Den zweiten Abschiedsraum können wir nicht betreten, hier findet gerade eine Verabschiedung statt. Vor der Tür brennt auf einer Holzsäule eine Kerze, daneben stehen eine Sonnenblume und ein Schild mit dem Namen des Verstorbenen. Nicole Rinder führt mich weiter in den ersten Stock. Schlicht und doch mit Stil und Blick fürs Detail eingerichtete Gesprächsräume, die Wärme und Freundlichkeit ausstrahlen. Hier gibt AETAS den Angehörigen Raum für ihre Trauer, hilft ihnen bei der Planung der Bestattung und bei der Bewältigung der Tage bis dahin.
Hinter den Kulissen
Die Trauerbegleiterin bringt mich in den Keller. Hier blicke ich hinter die Kulissen – Angehörige kommen hier nicht her. Nicole Rinder zeigt auf eine Babytrage neben der Tür. „Damit holen wir kleine Kinder ab“, erklärt sie mir. Ob die oft im Einsatz ist? Nicole Rinder nickt. „Ja, sehr oft“, antwortet sie leise. Wir betreten das Sarglager – ein Raum von der Größe einer Mehrfachgarage, voller Särge und Sargdeckel. Verschiedene Modelle, verschiedene Farben. „Ein bisschen Auswahl müssen wir ja da haben“, sagt die Bestatterin mit einem Augenzwinkern. Sie schiebt einen Leichentransportwagen zur Seite und führt mich weiter in einen viel kleineren Raum mit viel kleineren Särgen. Winzige Holzkästen für ganz kleine Kinder.
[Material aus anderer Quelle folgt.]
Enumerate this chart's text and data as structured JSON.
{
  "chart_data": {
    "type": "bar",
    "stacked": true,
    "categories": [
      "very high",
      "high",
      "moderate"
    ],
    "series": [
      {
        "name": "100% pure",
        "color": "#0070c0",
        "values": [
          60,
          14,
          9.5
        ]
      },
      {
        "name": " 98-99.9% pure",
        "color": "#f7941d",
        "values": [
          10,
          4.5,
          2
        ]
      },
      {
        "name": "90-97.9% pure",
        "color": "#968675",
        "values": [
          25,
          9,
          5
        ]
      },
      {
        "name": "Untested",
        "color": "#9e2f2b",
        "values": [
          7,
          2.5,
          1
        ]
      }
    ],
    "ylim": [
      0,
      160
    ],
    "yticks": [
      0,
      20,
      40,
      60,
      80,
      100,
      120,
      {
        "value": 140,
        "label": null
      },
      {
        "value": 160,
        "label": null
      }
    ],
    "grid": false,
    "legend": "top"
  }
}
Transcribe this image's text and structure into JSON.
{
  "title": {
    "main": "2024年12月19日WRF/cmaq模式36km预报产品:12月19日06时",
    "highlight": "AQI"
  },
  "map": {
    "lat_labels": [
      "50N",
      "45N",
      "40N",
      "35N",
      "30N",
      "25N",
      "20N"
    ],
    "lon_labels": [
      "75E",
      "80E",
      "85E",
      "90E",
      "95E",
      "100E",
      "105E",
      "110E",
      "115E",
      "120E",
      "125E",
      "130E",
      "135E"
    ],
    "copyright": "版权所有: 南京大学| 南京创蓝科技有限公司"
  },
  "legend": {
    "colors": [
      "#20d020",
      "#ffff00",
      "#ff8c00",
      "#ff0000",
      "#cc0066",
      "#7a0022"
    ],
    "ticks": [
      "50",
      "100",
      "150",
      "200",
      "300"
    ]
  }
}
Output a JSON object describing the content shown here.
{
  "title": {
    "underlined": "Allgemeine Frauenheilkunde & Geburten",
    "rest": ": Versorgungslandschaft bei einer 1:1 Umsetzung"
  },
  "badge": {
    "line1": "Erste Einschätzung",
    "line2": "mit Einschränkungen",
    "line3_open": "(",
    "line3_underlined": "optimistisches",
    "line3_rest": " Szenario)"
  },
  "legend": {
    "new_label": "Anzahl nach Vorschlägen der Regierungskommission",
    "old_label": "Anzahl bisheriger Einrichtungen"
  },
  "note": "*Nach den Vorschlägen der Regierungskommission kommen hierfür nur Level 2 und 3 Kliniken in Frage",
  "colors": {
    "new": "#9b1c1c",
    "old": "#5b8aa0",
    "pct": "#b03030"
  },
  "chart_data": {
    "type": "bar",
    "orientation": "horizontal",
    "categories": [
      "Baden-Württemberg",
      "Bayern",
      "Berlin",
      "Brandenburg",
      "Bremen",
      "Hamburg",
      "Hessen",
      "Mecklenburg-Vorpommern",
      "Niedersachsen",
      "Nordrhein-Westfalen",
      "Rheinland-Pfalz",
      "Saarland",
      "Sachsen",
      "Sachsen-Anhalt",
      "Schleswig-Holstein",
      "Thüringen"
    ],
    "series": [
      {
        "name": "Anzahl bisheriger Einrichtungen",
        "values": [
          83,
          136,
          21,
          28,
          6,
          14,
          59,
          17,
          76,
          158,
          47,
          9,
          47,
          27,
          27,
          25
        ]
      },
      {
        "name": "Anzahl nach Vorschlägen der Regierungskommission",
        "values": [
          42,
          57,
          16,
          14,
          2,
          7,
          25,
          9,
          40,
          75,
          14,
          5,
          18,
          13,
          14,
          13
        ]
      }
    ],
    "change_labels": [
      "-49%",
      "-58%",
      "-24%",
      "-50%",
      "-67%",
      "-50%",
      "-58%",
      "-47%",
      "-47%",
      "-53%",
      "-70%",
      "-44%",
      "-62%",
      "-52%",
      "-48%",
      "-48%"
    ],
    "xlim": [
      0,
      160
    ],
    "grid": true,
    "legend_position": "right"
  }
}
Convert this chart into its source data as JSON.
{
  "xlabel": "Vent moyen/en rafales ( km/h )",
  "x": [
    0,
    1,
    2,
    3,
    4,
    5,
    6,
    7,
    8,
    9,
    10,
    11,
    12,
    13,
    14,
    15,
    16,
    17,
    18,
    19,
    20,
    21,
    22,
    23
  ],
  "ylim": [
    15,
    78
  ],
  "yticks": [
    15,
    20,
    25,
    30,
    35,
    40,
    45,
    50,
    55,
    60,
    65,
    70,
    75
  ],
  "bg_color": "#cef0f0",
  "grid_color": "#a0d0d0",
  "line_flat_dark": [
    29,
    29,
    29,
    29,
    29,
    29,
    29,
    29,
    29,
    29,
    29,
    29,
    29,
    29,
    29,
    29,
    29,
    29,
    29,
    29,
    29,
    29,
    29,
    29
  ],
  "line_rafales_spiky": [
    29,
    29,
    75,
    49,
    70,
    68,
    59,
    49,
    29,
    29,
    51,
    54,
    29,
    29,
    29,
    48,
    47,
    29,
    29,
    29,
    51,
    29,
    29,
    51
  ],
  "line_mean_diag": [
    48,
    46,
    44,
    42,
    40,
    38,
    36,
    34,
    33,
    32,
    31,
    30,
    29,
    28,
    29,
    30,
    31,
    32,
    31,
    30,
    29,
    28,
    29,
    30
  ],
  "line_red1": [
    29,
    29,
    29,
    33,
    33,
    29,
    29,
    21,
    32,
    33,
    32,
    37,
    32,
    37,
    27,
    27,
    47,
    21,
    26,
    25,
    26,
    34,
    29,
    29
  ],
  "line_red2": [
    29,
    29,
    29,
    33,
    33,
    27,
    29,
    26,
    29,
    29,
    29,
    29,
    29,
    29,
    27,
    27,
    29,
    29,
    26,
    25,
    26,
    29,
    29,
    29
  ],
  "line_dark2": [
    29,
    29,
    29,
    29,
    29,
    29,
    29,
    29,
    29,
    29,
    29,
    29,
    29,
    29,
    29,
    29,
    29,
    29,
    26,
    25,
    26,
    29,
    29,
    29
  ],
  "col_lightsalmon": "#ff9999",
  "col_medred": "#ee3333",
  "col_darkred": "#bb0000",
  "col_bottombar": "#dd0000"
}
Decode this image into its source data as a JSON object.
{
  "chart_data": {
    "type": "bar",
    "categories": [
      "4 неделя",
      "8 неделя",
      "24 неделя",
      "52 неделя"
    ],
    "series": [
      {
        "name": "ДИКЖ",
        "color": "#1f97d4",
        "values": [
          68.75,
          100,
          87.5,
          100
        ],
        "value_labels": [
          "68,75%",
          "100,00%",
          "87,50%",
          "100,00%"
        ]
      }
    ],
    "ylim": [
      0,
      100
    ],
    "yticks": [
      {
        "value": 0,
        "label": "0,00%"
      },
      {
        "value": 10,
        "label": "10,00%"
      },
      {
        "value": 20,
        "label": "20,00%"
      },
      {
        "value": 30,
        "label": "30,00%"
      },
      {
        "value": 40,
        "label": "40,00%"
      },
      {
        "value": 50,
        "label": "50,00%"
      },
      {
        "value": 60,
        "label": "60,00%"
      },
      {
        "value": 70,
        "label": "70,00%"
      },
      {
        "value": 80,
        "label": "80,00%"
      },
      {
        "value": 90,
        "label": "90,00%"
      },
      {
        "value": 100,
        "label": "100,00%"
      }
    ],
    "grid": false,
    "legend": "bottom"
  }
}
Einmal um die Ecke, dann stehen wir vor der Kühlung. Eine weiße Box, vielleicht acht Quadratmeter groß, mit einer schweren Doppeltür. Ich trete ein, aber weit komme ich nicht. Der Raum ist voller Särge. Zehn Tote warten hier auf ihre Verabschiedung oder die Fahrt zum Friedhof. Zumindest sind sie hier in Gesellschaft. Auf einem Sarg steht eine Babytrage. „Wenn wir ein Kind abholen“, sagt Nicole Rinder hinter mir, „dann ist das oft nicht allein in der Kühlung. Oft sind es zwei gleichzeitig. Dann erzähle ich den Eltern, dass da noch ein Zwei- oder Fünfjähriger liegt.“ Es ist kalt hier drin, ungefähr vier Grad. Aus den Neonröhren an der Decke schießt grelles Licht. Ich versuche, mir vorzustellen, wie das wohl ist, hier zu liegen und zu warten. Ob man als Toter hier zur Ruhe kommen kann? Gemütlich ist es jedenfalls nicht.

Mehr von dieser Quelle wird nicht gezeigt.